The general term idiopathic inflammatory bowel disease (IBD) includes Ulcerative Colitis and Crohn’s disease. These are conditions that cause chronic inflammation in the intestine; Ulcerative Colitis affects only the large intestine, while Crohn’s Disease can affect the gastrointestinal tract along its entire length.

It is estimated that 2 million people in Europe and North America suffer from IBD, while the number of diagnosed cases is rising in recent years.

Although the exact etiology of these diseases remains unknown, it is believed that a combination of genetic predisposition and environmental factors are involved.

The unhealthy lifestyle of Western societies, the fast-food consumption, the overuse of drugs, as well as infections caused by viruses and bacteria, are some of the factors that trigger an overreaction of the intestine and eventually lead to the establishment of inflammation in it.

In ulcerative colitis, only the intestinal mucosa is affected, while in Crohn’s Disease all the layers of the intestinal wall are affected.

The main symptoms of IBD are abdominal pain, diarrhea, bloody stools, mucus discharge, fatigue, weight loss, which are characterized by relapses and exacerbations. There are manifestations of the disease outside the digestive tract with the most prevalent being iridocyclitis, nodular erythema, aphthous stomatitis, arthritis and osteoporosis.

The main method for the diagnosis of these diseases is colonoscopy, while gastroscopy can also provide important information. A key advantage of endoscopies is the ability to obtain biopsies from the gastrointestinal tract.

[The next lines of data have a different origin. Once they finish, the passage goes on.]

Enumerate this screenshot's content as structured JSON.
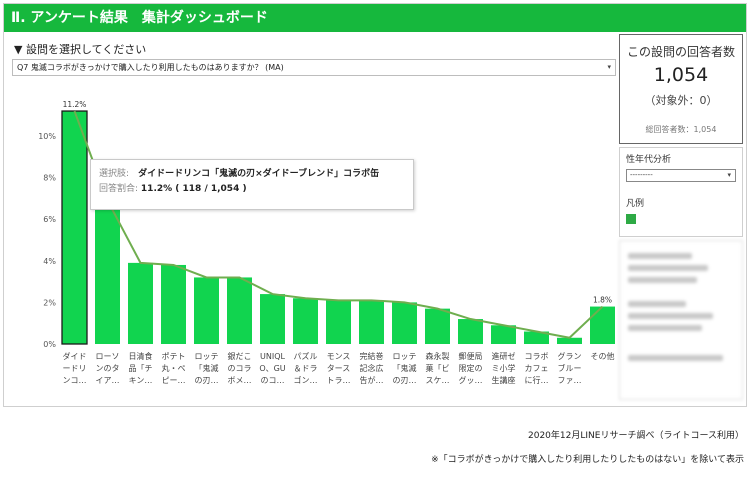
{
  "header": {
    "title": "Ⅱ. アンケート結果　集計ダッシュボード"
  },
  "question": {
    "label": "▼ 設問を選択してください",
    "selected": "Q7 鬼滅コラボがきっかけで購入したり利用したものはありますか？ (MA)",
    "caret": "▾"
  },
  "respondents": {
    "title": "この設問の回答者数",
    "count": "1,054",
    "excluded": "（対象外：0）",
    "total": "総回答者数：1,054"
  },
  "demographic": {
    "label": "性年代分析",
    "selected": "---------",
    "caret": "▾",
    "legend_label": "凡例",
    "legend_color": "#2eaa45"
  },
  "tooltip": {
    "k1": "選択肢:",
    "v1": "ダイドードリンコ「鬼滅の刃×ダイドーブレンド」コラボ缶",
    "k2": "回答割合:",
    "v2": "11.2% ( 118 / 1,054 )"
  },
  "chart_data": {
    "type": "bar",
    "y_ticks": [
      "0%",
      "2%",
      "4%",
      "6%",
      "8%",
      "10%"
    ],
    "ylim": [
      0,
      12
    ],
    "categories": [
      [
        "ダイド",
        "ードリ",
        "ンコ…"
      ],
      [
        "ローソ",
        "ンのタ",
        "イア…"
      ],
      [
        "日清食",
        "品「チ",
        "キン…"
      ],
      [
        "ポテト",
        "丸・ペ",
        "ピー…"
      ],
      [
        "ロッテ",
        "「鬼滅",
        "の刃…"
      ],
      [
        "銀だこ",
        "のコラ",
        "ボメ…"
      ],
      [
        "UNIQL",
        "O、GU",
        "のコ…"
      ],
      [
        "パズル",
        "＆ドラ",
        "ゴン…"
      ],
      [
        "モンス",
        "タース",
        "トラ…"
      ],
      [
        "完結巻",
        "記念広",
        "告が…"
      ],
      [
        "ロッテ",
        "「鬼滅",
        "の刃…"
      ],
      [
        "森永製",
        "菓「ビ",
        "スケ…"
      ],
      [
        "郵便局",
        "限定の",
        "グッ…"
      ],
      [
        "進研ゼ",
        "ミ小学",
        "生講座"
      ],
      [
        "コラボ",
        "カフェ",
        "に行…"
      ],
      [
        "グラン",
        "ブルー",
        "ファ…"
      ],
      [
        "その他",
        "",
        ""
      ]
    ],
    "values": [
      11.2,
      6.9,
      3.9,
      3.8,
      3.2,
      3.2,
      2.4,
      2.2,
      2.1,
      2.1,
      2.0,
      1.7,
      1.2,
      0.9,
      0.6,
      0.3,
      1.8
    ],
    "line_values": [
      11.2,
      6.9,
      3.9,
      3.8,
      3.2,
      3.2,
      2.4,
      2.2,
      2.1,
      2.1,
      2.0,
      1.7,
      1.2,
      0.9,
      0.6,
      0.3,
      1.8
    ],
    "data_labels": {
      "0": "11.2%",
      "16": "1.8%"
    },
    "bar_color": "#11d44f",
    "highlight_stroke": "#1a1a1a",
    "line_color": "#6fae4f",
    "grid": true
  },
  "footnotes": {
    "source": "2020年12月LINEリサーチ調べ（ライトコース利用）",
    "note": "※「コラボがきっかけで購入したり利用したりしたものはない」を除いて表示"
  }
}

Various medicines are used in the treatment of IBD, with corticosteroids playing a key role. Other drugs are sulfasalazine, mesalazine, antibiotics and immunosuppressants, such as cyclosporine and azathioprine. In recent years, special biological agents, immunomodulatory drugs, such as Infliximab and Adalimumab have been added to our therapeutic arsenal.

A balanced diet is important in IBD, as well as the avoidance of foods (seeds) that can cause intestinal obstruction.

In cases of acute intestinal infection, such as toxic colitis, but also in cases of cancer, surgery is advisable.

It is very important for the patient who has been diagnosed with IBD, to have regular check-ups with colonoscopy, in order to monitor the progression of the disease and to prevent the possible occurrence of cancer.